The latest offering makes the Zimbabwe Stock Exchange-listed company a fully-fledged integrated media house.

Zimpapers chief executive officer Mr Pikirayi Deketeke said diversifying into television was motivated by “the movement of audiences from purely print formats to new formats”.

“We realised that there was a lot of interest in television, radio and digital. We have done radio and digital, and the final leg for us was television,” said Mr Deketeke at ZTN’s launch last month.

ZTN is positive it will write its own success story and increase shareholder value.

“We believe that our content is good enough,” ZTN Prime general manager Ms Nomsa Nkala said in an interview with The Sunday Mail Business.

The station, which is now showing on DStv channel 294, plans to make most of its money from dramas, just as they do in South Africa, where soaps bring the bulk of revenue.

The world over, soaps or dramas endear themselves to viewers, which makes them the target for advertisements and sponsorship.

“People associate a lot with dramas and their (SA television stations) revenue is purely from dramas; 99 percent is sponsorship as opposed to airtime sales.

“So we are adopting that model and from what we have seen, the indication so far is that will move us forward.”

She said the response since the station was launched has been “very encouraging, although we still have a long way to go”.

“In terms of our projections, now that we have launched, we are looking at making a profit at least by year three; the second year we expect to start to break even.”

ZTN’s revenue model is advertising “but leaning more on sponsorship of programming”.


Across the world, drama earns its money from advertisements.

Dramas that are able to emotionally connect to an audience are more likely to attract sponsors willing to place their advertising billboards.

Worldwide, they are evaluated by number of views per second.

This also determines popularity.

The higher the Television Rating Point (TRP), the higher the profit TV channels earn.
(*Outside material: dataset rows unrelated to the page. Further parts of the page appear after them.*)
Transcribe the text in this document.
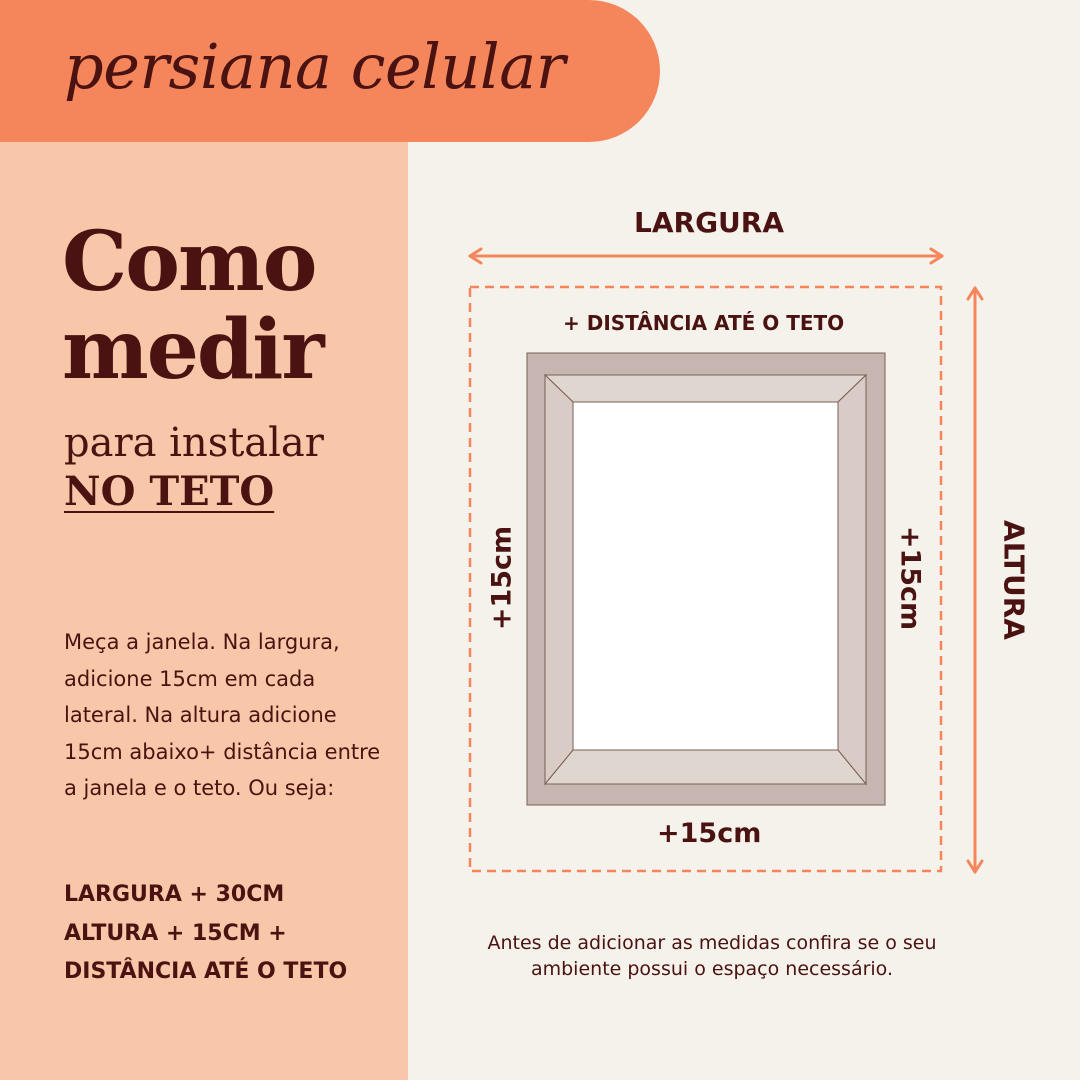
persiana celular
Como
medir
para instalar
NO TETO
Meça a janela. Na largura, adicione 15cm em cada lateral. Na altura adicione 15cm abaixo+ distância entre a janela e o teto. Ou seja:
LARGURA + 30CM
ALTURA + 15CM +
DISTÂNCIA ATÉ O TETO
LARGURA
+ DISTÂNCIA ATÉ O TETO
+15cm
+15cm	+15cm	ALTURA
Antes de adicionar as medidas confira se o seu ambiente possui o espaço necessário.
According to Ms Nkala, television is a high-cost business as stations invest more in production of dramas, which, if and when sponsored, will also generate the bulk of revenue. It is believed ZTN can naturally leverage on the Zimpapers group, which has scale and reach to make the investment meaningful.

Despite the world being home to a plethora of digital marketing channels, TV remains the most trusted and powerful method of advertising.

It also has the largest impact on sales.

A study by Professor Karen Nelson-Field from Australia-based Amplified Intelligence found that across multiple channels (YouTube, Instagram and Facebook), the impact of a TV advert is relatively bigger than other digital channels.

According to data from Thinkbox, broadcast TV makes up 68 percent of the average person’s day in video – beating all online content, YouTube and Facebook.

The television business thus remains lucrative.

According to Statista, in 2019, the traditional television revenue worldwide amounted to US$243 billion.

“After a decline in 2020, the market seems to recover again and is expected to slowly increase, reaching a value of US$231 billion.”

In South Africa, television revenue is expected to grow to over R40 billion (US$2,5 billion) next year.

SABC reported a R43 million profit for the month of April 2021 alone.

Overall, TV advertisement spending in SA was 68 percent of the total advertising spend in 2021, reflecting TV’s dominance.

In Kenya, TV spend in 2021 was 58 percent of the total advertising spend of KS60,5 billion (US$516 million), according to Betting Companies Africa.

Recently, eMedia, which runs e.TV, said its headline earnings (per share) were up by as much as 301 percent in its trading year to the end of March 2022.